Hierarchical Clustering in Python

Clustering is a technique of grouping similar data points together and the group of similar data points formed is known as a Cluster. There are often times when we don’t have any labels for our data; due to this, it becomes very difficult to draw insights and patterns from it. Unsupervised Clustering techniques come into play during such situations. In hierarchical clustering, we basically construct a hierarchy of clusters.

Hierarchical clustering is an alternative approach to k-means clustering for identifying groups in the dataset. It does not require us to pre-specify the number of clusters to be generated as is required by the k-means approach. It has an added advantage over K-means clustering in that it results in an attractive tree-based representation of the observations, called a dendrogram.

Every country begins in a separate cluster At each step, the two closest clusters are merged and Continue until all countries in a single cluster. This is "agglomerative" hierarchical clustering. An implementation of hierarchical clustering is provided in the SciPy package. Among other things, it allows to build clusters from similarity matrices and make dendrogram plots.

Hierarchical clustering can be divided into two main types: 

  • agglomerative
  • divisive 

Agglomerative clustering is good at identifying small clusters. Divisive hierarchical clustering is good at identifying large clusters

Agglomerative clustering

It’s also known as AGNES (Agglomerative Nesting). It works in a bottom-up manner. That is, each object is initially considered as a single-element cluster (leaf). At each step of the algorithm, the two clusters that are the most similar are combined into a new bigger cluster (nodes). This procedure is iterated until all points are member of just one single big cluster (root) (see figure below). The result is a tree which can be plotted as a dendrogram. Agglomerative Hierarchical Clustering is the technique, where we start treating each data point as one cluster. Then we start clustering data points that are close to one another. We repeat this process until we form one big cluster.

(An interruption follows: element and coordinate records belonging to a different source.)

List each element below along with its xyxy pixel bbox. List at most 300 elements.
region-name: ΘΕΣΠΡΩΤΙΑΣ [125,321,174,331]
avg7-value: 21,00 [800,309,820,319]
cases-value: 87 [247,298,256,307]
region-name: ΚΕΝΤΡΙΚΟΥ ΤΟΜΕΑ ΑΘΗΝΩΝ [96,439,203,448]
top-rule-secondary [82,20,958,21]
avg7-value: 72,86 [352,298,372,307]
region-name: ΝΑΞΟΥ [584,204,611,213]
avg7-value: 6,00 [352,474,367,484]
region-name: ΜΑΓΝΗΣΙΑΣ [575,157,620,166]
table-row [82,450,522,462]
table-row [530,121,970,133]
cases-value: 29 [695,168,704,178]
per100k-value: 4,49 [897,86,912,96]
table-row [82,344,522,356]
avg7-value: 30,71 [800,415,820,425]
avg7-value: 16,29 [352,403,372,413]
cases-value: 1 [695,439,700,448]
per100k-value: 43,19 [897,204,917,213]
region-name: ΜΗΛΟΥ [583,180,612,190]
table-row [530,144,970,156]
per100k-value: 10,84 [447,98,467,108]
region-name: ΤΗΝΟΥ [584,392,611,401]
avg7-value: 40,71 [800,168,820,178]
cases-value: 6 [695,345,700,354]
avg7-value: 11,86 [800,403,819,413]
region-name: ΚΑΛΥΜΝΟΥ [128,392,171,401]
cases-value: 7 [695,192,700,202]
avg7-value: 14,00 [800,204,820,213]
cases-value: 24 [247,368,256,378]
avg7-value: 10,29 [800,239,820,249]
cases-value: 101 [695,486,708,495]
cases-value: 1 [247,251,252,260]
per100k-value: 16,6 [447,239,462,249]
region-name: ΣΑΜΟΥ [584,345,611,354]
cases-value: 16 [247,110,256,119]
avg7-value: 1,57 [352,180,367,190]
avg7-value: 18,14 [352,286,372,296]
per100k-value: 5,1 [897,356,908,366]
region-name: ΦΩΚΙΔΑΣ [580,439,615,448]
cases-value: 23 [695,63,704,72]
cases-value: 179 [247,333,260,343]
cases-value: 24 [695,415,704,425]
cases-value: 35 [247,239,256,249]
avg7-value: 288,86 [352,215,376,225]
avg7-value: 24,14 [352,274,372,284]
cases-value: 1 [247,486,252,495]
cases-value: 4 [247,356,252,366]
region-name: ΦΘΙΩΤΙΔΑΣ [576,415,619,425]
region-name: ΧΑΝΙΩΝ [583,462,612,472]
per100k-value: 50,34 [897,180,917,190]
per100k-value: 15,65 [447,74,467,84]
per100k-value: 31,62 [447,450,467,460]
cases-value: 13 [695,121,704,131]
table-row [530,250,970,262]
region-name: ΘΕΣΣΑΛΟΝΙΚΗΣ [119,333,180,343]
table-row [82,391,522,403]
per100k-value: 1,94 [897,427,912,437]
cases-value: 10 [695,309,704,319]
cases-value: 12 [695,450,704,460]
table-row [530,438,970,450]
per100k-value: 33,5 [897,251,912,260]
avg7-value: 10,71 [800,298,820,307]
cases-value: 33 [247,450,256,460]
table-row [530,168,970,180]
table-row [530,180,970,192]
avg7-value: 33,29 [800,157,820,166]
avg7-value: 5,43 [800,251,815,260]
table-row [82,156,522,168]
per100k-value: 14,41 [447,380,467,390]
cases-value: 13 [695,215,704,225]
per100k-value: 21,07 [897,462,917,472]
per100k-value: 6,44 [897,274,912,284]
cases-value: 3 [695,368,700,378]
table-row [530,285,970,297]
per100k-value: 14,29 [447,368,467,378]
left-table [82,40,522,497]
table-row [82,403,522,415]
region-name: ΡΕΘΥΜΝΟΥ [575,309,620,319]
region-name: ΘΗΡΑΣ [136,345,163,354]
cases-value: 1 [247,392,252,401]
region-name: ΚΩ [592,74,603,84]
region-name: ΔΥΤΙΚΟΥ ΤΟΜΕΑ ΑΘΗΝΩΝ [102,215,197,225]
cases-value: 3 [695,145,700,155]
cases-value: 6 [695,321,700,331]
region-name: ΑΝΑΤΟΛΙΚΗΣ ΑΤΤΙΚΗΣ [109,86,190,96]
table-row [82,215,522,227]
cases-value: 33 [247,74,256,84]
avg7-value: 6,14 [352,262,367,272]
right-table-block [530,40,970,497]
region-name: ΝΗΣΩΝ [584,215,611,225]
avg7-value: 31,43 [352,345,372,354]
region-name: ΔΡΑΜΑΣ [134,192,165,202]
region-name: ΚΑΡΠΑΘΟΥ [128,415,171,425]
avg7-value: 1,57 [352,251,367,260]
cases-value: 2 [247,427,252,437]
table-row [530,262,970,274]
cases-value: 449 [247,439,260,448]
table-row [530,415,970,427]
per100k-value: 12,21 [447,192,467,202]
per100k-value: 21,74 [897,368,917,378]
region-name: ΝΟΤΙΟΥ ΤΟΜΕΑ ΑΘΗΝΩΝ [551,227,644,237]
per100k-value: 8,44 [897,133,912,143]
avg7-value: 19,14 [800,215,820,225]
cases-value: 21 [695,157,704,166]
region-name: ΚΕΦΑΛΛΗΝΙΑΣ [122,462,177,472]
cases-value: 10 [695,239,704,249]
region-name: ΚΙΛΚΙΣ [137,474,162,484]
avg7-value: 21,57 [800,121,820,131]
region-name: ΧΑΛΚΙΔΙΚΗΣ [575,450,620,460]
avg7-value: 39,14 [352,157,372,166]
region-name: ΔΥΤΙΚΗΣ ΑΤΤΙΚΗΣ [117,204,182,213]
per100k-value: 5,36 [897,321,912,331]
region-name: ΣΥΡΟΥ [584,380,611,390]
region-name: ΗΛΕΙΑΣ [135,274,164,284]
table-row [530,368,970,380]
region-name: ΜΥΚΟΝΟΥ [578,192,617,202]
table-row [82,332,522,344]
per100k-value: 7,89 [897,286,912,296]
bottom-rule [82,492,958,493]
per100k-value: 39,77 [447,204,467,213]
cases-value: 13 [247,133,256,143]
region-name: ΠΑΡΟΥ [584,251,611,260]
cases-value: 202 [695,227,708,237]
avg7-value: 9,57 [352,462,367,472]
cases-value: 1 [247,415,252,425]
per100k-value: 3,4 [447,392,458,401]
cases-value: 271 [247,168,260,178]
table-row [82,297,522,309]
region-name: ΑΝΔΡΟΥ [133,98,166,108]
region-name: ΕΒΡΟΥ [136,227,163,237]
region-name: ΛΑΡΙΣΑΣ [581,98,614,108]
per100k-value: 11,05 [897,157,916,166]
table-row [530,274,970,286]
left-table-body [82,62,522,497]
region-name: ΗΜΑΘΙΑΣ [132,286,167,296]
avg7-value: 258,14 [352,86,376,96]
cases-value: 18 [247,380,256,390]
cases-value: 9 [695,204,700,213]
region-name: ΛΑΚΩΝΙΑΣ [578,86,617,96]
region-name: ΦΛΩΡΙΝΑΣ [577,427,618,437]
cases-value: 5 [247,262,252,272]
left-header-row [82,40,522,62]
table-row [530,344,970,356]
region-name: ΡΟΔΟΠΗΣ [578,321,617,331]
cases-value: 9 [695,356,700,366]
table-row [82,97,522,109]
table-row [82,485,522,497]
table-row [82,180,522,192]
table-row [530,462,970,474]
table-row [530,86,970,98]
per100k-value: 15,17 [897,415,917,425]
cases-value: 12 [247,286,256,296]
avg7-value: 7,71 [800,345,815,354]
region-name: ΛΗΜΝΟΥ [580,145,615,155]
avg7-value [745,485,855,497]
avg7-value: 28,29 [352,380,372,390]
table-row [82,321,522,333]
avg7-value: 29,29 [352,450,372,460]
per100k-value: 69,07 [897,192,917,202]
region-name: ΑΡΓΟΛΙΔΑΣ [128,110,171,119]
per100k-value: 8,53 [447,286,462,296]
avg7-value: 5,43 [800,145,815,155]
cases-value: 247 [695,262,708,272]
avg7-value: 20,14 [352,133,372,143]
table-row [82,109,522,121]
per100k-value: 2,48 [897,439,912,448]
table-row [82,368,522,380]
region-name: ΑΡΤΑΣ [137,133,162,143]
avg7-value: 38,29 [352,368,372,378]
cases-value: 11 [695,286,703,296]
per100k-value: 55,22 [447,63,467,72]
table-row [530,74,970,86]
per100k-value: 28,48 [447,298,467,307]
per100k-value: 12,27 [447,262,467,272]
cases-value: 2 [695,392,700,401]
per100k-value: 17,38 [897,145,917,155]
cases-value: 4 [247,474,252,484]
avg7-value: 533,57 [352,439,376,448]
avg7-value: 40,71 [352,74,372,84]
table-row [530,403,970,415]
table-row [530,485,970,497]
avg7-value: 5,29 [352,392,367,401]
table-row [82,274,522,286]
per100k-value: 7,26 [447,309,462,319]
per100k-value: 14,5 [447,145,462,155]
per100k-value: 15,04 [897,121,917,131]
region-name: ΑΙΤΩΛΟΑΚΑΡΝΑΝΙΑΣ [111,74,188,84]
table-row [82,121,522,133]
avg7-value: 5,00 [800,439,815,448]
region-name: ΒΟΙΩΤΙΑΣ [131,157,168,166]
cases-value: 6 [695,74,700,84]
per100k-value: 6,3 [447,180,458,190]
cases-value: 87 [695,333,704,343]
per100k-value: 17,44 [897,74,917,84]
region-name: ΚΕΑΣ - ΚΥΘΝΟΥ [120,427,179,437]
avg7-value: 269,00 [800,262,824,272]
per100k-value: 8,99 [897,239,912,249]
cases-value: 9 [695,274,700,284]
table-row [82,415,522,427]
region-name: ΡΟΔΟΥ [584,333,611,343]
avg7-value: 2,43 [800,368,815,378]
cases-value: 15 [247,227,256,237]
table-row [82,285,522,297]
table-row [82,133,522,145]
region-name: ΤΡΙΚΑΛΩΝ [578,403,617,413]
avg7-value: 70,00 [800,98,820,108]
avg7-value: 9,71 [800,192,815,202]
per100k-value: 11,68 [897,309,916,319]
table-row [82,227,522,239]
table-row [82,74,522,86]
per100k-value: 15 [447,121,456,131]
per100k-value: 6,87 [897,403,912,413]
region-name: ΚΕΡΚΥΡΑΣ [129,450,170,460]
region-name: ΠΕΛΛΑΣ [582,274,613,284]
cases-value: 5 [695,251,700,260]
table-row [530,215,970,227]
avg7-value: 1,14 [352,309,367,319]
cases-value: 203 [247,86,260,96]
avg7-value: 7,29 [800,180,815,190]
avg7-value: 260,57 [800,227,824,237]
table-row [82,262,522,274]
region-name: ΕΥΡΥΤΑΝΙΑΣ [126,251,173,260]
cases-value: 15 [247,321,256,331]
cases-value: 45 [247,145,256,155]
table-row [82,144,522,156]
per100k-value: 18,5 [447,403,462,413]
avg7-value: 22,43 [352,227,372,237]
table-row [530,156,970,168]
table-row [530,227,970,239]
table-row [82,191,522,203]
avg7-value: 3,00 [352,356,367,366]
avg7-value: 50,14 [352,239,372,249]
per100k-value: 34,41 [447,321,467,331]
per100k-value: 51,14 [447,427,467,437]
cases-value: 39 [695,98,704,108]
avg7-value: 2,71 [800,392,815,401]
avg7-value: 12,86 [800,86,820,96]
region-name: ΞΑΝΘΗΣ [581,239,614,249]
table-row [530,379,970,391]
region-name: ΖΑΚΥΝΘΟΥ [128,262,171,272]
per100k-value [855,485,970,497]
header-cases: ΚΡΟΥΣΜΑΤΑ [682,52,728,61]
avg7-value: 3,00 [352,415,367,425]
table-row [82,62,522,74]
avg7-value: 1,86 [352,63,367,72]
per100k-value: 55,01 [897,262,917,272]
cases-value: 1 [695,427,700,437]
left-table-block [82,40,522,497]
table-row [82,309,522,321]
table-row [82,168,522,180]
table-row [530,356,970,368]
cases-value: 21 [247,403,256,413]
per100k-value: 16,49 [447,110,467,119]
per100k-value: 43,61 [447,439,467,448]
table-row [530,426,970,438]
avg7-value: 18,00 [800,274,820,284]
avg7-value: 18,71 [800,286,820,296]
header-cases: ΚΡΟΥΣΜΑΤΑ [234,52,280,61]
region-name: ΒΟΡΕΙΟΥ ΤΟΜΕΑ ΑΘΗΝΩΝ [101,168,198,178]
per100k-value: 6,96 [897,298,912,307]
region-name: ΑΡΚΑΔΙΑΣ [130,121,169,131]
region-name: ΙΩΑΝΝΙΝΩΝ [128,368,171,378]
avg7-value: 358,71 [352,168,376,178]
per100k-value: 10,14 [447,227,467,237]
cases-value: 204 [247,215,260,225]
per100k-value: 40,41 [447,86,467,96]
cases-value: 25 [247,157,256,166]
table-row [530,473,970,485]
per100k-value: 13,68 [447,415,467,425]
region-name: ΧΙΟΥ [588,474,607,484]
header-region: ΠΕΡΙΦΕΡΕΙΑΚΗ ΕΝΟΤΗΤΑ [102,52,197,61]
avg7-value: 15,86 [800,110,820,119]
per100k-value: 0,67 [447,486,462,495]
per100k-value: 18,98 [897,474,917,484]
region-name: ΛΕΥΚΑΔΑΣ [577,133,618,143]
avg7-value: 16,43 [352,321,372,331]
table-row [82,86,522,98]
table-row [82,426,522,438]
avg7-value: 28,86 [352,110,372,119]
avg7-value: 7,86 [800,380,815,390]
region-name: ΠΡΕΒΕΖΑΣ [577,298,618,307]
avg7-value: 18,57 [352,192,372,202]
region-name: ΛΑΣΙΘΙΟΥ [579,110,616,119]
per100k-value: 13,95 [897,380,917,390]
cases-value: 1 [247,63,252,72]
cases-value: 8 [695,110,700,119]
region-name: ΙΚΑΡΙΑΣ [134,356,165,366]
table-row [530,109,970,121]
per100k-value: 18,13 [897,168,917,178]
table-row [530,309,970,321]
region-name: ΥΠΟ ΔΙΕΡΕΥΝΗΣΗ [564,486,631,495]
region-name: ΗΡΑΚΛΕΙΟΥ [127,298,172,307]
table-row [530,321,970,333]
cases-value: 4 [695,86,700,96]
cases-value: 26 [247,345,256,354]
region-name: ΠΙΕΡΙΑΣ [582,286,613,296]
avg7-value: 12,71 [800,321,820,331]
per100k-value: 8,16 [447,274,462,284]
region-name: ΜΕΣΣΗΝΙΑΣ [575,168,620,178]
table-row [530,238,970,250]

The steps in hierarchical clustering are:

  1. Calculate the NxN distance (similarity) matrix, which calculates the distance of each data point from the other.
  2. Each item is first assigned to its own cluster, i.e. N clusters are formed.
  3. The clusters which are closest to each other are merged to form a single cluster.
  4. The same step of computing the distance and merging the closest clusters is repeated till all the points become part of a single cluster.

Divisive hierarchical clustering

It’s also known as DIANA (Divise Analysis) and it works in a top-down manner. The algorithm is an inverse order of AGNES. It begins with the root, in which all objects are included in a single cluster. At each step of iteration, the most heterogeneous cluster is divided into two. The process is iterated until all objects are in their own cluster. Involves the top-down approach. We start with 1 big cluster and subsequently keep on partitioning this cluster to reach n clusters, each containing 1 element, it is called divisive clustering.

One of the biggest challenges with K Means is that we need to know K value beforehand. The hierarchical clustering algorithm does not have this restriction. The hierarchical clustering algorithm groups together the data points with similar characteristics. 

Plotting and creating Clusters

sklearn.cluster module provides us with Agglomerative clustering class to perform clustering on the dataset.

As an input argument, it requires a number of clusters (n_clusters), affinity which corresponds to the type of distance metric to use while creating clusters, linkage{“ward”, “complete”, “average”, “single”}, default=”ward”.

The linkage criterion determines which distance to use between the given sets of observations.

Plotting Dendrogram

The scipy.cluster module contains the hierarchy class which we’ll make use of to plot Dendrogram. The hierarchy class contains the dendrogram method and the linkage method .

The lingage module takes the dataset and the method to minimize distances as parameters i.e. ward and returns a linkage matrix which when provided to dendrogram method creates Dendrogram of the fitted data.